Gunpowder Works Museum in Frederiksværk | Gunpowder and Cannons for the whole family

The Gunpowder Works Museum is an exciting historical attraction for both adults and children. The gunpowder mills are lined up in the beautiful landscape along the canal that runs through Frederiksværk town.

The gunpowder mills are unique of their kind. They are lined up like pearls along both sides of the canal.

In more than a dozen well-restored buildings, you can see the old machinery at work - some powered by water wheels, others by electric motors. You get a good insight into the history of gunpowder production and learn that it was a dangerous occupation for the workers.

The risk of explosions can also be seen in the landscape itself - in the form of protective barriers and tall trees whose function was to catch debris and severed limbs when things went wrong. At first glance, it's hard to grasp that the history of the place has its origins in war, death, and tragedy.

Opening hours & admission

  • Monday: closed Tuesday - Sunday 11:00 a.m. - 4:00 p.m.
  • Season: May 4 to August 25, 2024, and week 42 from October 12 to 20, 2024.
  • Admission fee: 75.00 DKK | Children under 18 have free admission.

During the summer season - June, July, and August - there are free guided tours for children (and their escorts) every Sunday at 1:00 p.m. These tours last half an hour. Open during the autumn holiday week 42 Monday-Sunday from 11:00 a.m. to 4:00 p.m.


The gunpowder works were founded by Major General J.F. Classen in 1758. The factory produced gunpowder for military and civilian purposes for over 200 years and was in operation until 1965. It is a well-preserved cultural environment, contributing to Frederiksværk being named one of Denmark's 25 finest industrial monuments in 2007. Part of the area is home to private companies and many of the municipality's associations.

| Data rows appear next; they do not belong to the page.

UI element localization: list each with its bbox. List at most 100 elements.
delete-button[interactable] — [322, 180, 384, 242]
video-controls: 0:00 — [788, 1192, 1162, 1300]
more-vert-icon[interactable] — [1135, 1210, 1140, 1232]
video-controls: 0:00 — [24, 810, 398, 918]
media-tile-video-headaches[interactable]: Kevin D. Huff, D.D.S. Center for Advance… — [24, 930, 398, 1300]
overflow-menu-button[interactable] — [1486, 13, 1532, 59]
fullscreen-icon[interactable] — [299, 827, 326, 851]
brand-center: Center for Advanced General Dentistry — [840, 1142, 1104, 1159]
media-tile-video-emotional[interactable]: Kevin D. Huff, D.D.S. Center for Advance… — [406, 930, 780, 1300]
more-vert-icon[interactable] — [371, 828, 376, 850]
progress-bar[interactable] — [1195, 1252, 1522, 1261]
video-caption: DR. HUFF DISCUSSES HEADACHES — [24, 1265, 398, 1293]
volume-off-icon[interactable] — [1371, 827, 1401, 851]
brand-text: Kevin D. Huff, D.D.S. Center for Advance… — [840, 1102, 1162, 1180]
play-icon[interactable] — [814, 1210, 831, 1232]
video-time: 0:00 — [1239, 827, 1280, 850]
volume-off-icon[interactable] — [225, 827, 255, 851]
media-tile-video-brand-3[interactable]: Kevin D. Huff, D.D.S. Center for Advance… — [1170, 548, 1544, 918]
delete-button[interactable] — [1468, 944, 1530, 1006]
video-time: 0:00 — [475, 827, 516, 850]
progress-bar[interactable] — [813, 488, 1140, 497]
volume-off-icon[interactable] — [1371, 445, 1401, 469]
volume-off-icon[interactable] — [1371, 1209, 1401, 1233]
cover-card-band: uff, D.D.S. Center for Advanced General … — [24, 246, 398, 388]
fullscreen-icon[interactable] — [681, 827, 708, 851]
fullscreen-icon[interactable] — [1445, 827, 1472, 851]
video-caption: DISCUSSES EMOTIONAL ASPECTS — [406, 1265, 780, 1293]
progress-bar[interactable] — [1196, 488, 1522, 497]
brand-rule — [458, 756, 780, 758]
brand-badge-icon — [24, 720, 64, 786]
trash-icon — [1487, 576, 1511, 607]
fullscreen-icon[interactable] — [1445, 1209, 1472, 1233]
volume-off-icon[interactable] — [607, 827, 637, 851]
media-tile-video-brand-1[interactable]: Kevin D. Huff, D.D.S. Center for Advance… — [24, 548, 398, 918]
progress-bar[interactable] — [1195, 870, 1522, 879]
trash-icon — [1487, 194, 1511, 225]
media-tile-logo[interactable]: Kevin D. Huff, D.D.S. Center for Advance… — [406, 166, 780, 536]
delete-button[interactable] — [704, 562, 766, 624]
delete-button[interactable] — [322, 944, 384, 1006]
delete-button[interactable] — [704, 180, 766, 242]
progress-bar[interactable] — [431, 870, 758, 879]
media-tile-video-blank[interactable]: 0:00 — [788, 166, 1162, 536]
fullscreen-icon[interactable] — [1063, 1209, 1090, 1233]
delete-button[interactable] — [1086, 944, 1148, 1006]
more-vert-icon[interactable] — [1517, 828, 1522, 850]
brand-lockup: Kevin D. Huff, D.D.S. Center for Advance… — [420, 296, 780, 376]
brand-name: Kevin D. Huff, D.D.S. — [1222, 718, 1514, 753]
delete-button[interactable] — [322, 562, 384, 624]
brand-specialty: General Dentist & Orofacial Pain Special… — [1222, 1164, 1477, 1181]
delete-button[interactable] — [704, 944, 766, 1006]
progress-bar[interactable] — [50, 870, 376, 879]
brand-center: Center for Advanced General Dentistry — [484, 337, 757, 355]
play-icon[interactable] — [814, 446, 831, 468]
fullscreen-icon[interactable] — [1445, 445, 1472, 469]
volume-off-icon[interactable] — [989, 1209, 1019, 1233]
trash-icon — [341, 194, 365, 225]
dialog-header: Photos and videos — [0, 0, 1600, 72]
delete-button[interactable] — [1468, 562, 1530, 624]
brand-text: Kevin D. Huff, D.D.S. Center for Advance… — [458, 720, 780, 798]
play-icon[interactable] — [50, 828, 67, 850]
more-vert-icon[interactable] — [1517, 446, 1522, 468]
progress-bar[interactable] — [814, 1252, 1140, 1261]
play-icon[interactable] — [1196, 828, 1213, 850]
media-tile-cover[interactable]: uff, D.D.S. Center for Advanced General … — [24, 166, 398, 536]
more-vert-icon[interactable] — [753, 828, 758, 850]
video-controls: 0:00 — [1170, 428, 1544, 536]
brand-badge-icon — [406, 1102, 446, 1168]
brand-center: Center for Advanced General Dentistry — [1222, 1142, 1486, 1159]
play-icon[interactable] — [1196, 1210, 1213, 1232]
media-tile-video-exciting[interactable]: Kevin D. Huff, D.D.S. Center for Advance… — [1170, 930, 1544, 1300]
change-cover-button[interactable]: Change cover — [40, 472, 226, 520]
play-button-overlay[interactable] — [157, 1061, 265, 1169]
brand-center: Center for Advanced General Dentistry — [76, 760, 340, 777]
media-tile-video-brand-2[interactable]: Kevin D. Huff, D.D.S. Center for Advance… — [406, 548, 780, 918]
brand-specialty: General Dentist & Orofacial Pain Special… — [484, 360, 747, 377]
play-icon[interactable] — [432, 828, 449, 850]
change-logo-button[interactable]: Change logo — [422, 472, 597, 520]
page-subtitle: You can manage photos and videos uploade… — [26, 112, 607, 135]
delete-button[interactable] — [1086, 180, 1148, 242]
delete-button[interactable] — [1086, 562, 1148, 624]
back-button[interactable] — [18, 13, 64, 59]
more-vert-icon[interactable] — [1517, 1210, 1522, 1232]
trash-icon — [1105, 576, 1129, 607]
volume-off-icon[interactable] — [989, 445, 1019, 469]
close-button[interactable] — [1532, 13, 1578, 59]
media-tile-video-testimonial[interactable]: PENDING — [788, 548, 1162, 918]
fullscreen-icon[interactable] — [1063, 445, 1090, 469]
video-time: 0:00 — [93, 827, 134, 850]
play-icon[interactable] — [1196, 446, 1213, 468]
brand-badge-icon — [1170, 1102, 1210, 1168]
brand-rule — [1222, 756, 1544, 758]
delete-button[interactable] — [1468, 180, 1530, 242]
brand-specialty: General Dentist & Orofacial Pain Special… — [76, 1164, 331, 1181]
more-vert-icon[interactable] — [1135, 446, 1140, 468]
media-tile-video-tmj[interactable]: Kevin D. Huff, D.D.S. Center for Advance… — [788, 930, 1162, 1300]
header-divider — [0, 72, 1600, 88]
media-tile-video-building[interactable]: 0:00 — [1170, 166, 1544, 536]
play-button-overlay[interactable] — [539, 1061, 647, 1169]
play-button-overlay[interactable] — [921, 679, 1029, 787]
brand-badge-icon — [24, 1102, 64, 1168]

The oldest part of the gunpowder factory area is now a museum. A few steps from the gunpowder mills are two original complex parts, namely the Charcoal Burner and the Sulfur and Saltpeter Magazine, built in the 1760s. Nevertheless, gunpowder was produced here for Denmark's army and navy for more than 200 years. The work with gunpowder itself was also dangerous. It occasionally happened that a mill exploded and caused death and mutilation.

A much more festive aspect of the history is the use of gunpowder for hunting and fireworks. Many old machines are preserved and functional at the museum, and there is positive communication on all the topics related to gunpowder production - the composition, hydropower, working conditions, usage, etc.